Single by Tory Lanez and T-Pain

from the album Chixtape 5
- Released: November 8, 2019
- Genre: R&B; trap;
- Length: 3:53
- Label: Mad Love; Interscope;
- Songwriters: Daystar Peterson; Daniel Gonzalez; Faheem Najm; Anthony Woart, Jr.;
- Producers: Play Picasso; Tory Lanez; Papí Yerr;

Tory Lanez singles chronology
| "2 Cups" (2019) | "Jerry Sprunger" (2019) | "Numb" (2020) |

T-Pain singles chronology
| "Girlfriend" (2019) | "Jerry Sprunger" (2019) | "Can You Hear Me?" (2020) |

Music video
- "Jerry Sprunger" on YouTube

= Jerry Sprunger =

2019 single by Tory Lanez and T-Pain

"Jerry Sprunger" is a song by Canadian singer and rapper Tory Lanez and American singer T-Pain. It was released on November 8, 2019 as the lead single from the former's fourth studio album, Chixtape 5. The song samples and heavily interpolates T-Pain's hit single "I'm Sprung" (2005), and its title is a reference to British-American television personality Jerry Springer.

== Background ==
Tory Lanez teased the song in early December 2018, when he posted a video of T-Pain's first reaction to the track on Twitter.

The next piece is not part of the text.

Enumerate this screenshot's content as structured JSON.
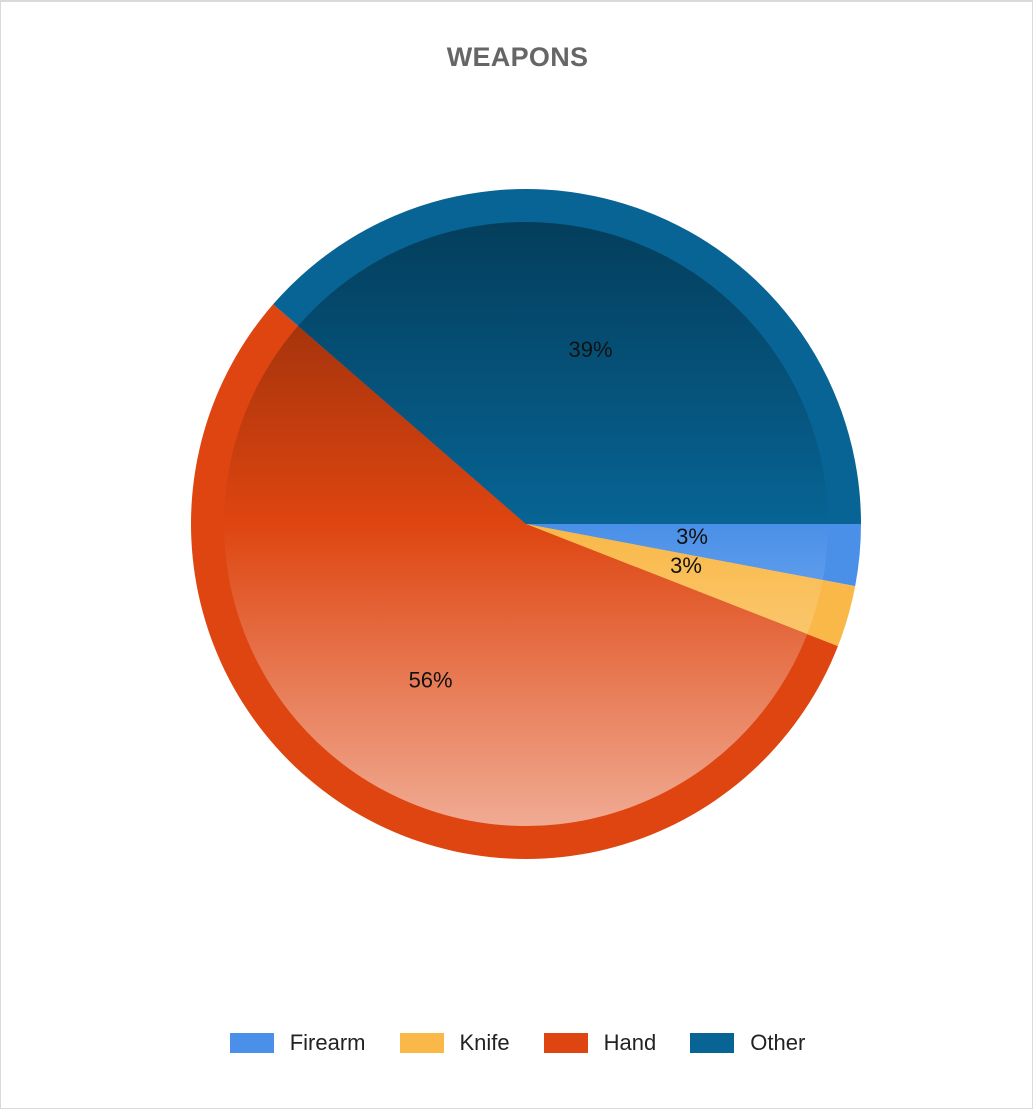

It was released on November 8, 2019 as the single from his album Chixtape 5, which was released a week later.

== Music video ==
The official music video was released on November 8, 2019. It consists of a remake of T-Pain's music video for "I'm Sprung". In keeping with the theme, Lanez rocks throwback looks from the early 2000s including do-rags, bandanas, oversized T-shirts, and jerseys while hosting a barbecue on the front lawn of his house with bikini-clad guests.

== Charts ==

=== Weekly charts ===

| Chart (2019) | Peak position |
|---|---|
| Australia (ARIA) | 95 |
| Canada Hot 100 (Billboard) | 34 |
| UK Singles (OCC) | 32 |
| US Billboard Hot 100 | 44 |
| US Hot R&B/Hip-Hop Songs (Billboard) | 20 |
| US Rolling Stone Top 100 | 15 |

=== Year-end charts ===

| Chart (2020) | Position |
|---|---|
| US Hot R&B/Hip-Hop Songs (Billboard) | 84 |

== Certifications ==

| Region | Certification | Certified units/sales |
| United Kingdom (BPI) | Silver | 200,000^{‡} |
| United States (RIAA) | Platinum | 1,000,000^{‡} |
^{‡} Sales+streaming figures based on certification alone.